Önceliğimiz duygusal temas! Bu dönemde çocuklarla duygusal temasa geçmek, sohbet etmek, oyun oynamak hem mevcut kaygılarını fark etmenizi hem de böyle durumlarda onlara yardımcı olmanızı sağlar. Ebeveyn tutumları çocukların dünya ile ilgili temel inanç gelişiminde oldukça önemlidir. Ebeveynlerinden sevildiğine ve korunduğuna dair mesajlar alan çocuklar, kendilerini daha güvende hissedip duygularını daha stabil tutabilirler.

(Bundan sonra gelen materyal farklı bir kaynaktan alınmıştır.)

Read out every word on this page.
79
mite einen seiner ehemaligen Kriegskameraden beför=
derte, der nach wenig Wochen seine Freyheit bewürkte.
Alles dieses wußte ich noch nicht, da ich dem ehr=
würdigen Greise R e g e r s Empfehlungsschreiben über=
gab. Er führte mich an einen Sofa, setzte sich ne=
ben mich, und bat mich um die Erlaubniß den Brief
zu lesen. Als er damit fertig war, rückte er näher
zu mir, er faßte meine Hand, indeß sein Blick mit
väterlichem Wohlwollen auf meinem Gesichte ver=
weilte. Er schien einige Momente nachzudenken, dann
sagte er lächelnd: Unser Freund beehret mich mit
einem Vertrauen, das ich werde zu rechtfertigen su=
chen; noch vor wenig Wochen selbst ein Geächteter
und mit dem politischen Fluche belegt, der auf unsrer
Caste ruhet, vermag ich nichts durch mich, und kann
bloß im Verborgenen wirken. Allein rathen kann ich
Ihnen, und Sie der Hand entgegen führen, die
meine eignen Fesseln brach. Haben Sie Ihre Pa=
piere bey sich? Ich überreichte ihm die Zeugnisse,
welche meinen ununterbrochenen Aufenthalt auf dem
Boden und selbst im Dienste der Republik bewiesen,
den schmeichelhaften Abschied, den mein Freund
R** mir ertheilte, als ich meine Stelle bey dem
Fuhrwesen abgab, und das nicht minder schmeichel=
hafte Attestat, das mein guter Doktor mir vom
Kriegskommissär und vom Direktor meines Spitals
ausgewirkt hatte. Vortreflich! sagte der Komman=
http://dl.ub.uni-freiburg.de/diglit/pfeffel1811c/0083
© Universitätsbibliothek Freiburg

Kaygının en sevdiği yer boş zihin, unutmayın! Çocuklar boş kaldıklarında kaygı verici düşüncelere daha kolay kapılırlar. Bu sebeple işlevsel bir meşguliyet yaratmak çocukların olumsuz duygulara kapılmasını önler. Okulda eksik kalınan konuları tamamlaması, zorlandığı derslere odaklanarak tekrarlar yapması, bir hobisi varsa onunla ilgilenmesi gibi konularda çocuklara rehberlik ederek evdeki zamanı mümkün olduğunca iyi bir şekilde değerlendirmelerine yardımcı olup onları yönlendirmelisiniz. Kontrolden çıkan şey kontrol duygusu ise dikkat edin ve uzman desteği alın! Özellikle obsesif kompülsif bozukluk (OKB) tanısı almış çocuklar veya tanı almamış kaygılı çocukların da bazı düşünce, duygu ve davranışları günlük hayatlarını olumsuz etkileyecek şekilde değişmeye başladıysa ve giderek artıyorsa acil olarak bir uzman tarafından değerlendirilmesi gerekir.